Results: Of 1640 participants, 247 completed the survey, with 77% being vascular neurologists and 23% neurointerventionalists. Participants identified cryptogenic stroke (80.1%) and recurrent stroke (74.4%) as key factors considering CW as the underlying stroke etiology. For a cryptogenic ischemic stroke, neurointerventionalists were more likely than neurologists to favor carotid revascularization (52% vs 37%, p=0.035). In patients with ischemic stroke and competing mechanisms such as atrial fibrillation, nearly half of neurointerventionalists, but only one-third of neurologists, recommended revascularization for secondary prevention (48% vs 31%, p=0.021). NIRs, when compared with neurologists, had a strong preference for carotid artery stenting over carotid endarterectomy (86% vs 35%, p=0.002).
Conclusions: There is clinical equipoise regarding the management of CW and ischemic stroke. Randomized clinical trials are needed to minimize variability in treatment approaches.
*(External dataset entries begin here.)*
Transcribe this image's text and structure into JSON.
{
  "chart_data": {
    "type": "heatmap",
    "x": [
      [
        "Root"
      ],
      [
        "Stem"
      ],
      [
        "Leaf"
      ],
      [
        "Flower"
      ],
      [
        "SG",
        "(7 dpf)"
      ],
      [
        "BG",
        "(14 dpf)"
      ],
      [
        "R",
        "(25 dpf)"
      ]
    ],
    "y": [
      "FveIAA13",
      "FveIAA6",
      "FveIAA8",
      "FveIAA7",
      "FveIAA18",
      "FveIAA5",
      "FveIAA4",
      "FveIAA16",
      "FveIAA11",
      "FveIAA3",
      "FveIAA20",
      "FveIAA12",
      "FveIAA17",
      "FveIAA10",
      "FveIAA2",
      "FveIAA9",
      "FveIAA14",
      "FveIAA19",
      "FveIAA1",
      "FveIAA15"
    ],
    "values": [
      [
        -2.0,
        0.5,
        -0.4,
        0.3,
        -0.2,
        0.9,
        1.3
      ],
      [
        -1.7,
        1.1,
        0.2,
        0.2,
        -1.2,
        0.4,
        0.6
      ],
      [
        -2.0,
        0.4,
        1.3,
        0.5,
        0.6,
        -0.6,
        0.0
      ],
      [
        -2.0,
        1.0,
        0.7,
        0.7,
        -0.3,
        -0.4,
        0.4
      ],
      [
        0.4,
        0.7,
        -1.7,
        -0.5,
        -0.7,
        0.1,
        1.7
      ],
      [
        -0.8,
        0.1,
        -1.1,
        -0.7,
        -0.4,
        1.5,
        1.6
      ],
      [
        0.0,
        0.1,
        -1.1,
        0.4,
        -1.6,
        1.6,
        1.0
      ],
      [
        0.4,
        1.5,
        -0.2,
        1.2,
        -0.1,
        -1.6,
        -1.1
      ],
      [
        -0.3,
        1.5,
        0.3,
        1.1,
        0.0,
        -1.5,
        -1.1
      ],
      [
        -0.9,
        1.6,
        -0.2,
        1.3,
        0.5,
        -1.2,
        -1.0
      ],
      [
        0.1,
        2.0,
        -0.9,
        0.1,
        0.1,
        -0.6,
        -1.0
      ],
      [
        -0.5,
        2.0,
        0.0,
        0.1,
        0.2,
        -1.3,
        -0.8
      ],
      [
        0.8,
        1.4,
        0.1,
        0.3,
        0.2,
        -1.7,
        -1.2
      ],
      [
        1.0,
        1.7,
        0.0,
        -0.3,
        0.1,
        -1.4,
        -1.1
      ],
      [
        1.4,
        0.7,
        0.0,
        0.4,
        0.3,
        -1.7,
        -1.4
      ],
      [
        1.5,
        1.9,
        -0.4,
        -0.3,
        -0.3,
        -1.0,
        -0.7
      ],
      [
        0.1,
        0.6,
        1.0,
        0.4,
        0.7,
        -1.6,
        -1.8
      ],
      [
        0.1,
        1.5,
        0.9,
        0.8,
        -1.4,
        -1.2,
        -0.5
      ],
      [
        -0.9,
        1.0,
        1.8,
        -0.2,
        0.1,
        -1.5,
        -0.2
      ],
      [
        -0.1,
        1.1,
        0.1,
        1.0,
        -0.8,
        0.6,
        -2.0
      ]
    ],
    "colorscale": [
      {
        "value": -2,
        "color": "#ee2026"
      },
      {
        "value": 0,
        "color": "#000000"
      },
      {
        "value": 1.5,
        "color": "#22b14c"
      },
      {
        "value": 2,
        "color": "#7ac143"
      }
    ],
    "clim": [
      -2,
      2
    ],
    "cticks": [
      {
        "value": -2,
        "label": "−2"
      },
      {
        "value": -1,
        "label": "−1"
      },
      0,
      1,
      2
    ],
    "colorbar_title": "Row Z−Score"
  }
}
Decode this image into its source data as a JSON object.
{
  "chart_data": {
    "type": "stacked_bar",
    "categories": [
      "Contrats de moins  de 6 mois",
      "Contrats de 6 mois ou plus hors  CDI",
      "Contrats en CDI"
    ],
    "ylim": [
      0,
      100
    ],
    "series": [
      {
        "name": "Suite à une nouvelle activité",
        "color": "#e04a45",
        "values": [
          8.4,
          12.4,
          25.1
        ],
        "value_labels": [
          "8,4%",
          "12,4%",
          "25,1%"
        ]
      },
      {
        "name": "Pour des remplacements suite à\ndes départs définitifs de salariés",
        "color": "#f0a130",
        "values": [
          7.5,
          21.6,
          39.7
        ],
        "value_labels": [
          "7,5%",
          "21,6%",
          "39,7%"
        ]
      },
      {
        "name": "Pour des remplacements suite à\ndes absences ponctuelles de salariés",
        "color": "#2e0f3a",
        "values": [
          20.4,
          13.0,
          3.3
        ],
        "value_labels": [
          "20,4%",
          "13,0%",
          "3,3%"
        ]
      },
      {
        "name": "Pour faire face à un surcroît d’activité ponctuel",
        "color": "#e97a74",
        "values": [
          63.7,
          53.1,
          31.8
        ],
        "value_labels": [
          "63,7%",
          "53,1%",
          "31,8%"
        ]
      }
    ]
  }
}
背景:颈动脉网(CW)是一种未被充分认识的隐源性卒中的病因,在实践中存在差异,并且关于其最佳管理存在争议。由于缺乏社会指南,目前尚不清楚神经介入放射科医生(NIRs)和血管神经科医生如何处理这种情况。因此,我们进行了一项调查,以了解工作环境管理的实践模式。方法:使用REDCap(研究电子数据采集)开发了一项包含人口统计数据和临床小片段的10个问题的调查,并将其发送给委员会认证的血管神经科医生和近红外医师。反应被分类为二元结果(药物治疗vs颈动脉血运重建)。统计分析,包括卡方,费雪精确,和Kruskal-Wallis,用于组间比较。结果:在1640名参与者中,247人完成了调查,其中77%是血管神经科医生,23%是神经介入医生。参与者确定隐源性卒中(80.1%)和复发性卒中(74.4%)是考虑CW作为潜在卒中病因的关键因素。对于隐源性缺血性中风,神经介入医师比神经科医师更倾向于颈动脉血运重建术(52% vs 37%, p=0.035)。在缺血性卒中和心房颤动等竞争机制的患者中,近一半的神经介入医生,但只有三分之一的神经科医生推荐血运重建术进行二级预防(48%对31%,p=0.021)。与神经科医生相比,NIRs更倾向于颈动脉支架置入术,而不是颈动脉内膜切除术(86% vs 35%, p=0.002)。结论:连续脑卒中与缺血性脑卒中的治疗具有临床均衡性。需要随机临床试验来减少治疗方法的可变性。
期刊介绍:
The Journal of NeuroInterventional Surgery (JNIS) is a leading peer review journal for scientific research and literature pertaining to the field of neurointerventional surgery. The journal launch follows growing professional interest in neurointerventional techniques for the treatment of a range of neurological and vascular problems including stroke, aneurysms, brain tumors, and spinal compression.The journal is owned by SNIS and is also the official journal of the Interventional Chapter of the Australian and New Zealand Society of Neuroradiology (ANZSNR), the Canadian Interventional Neuro Group, the Hong Kong Neurological Society (HKNS) and the Neuroradiological Society of Taiwan.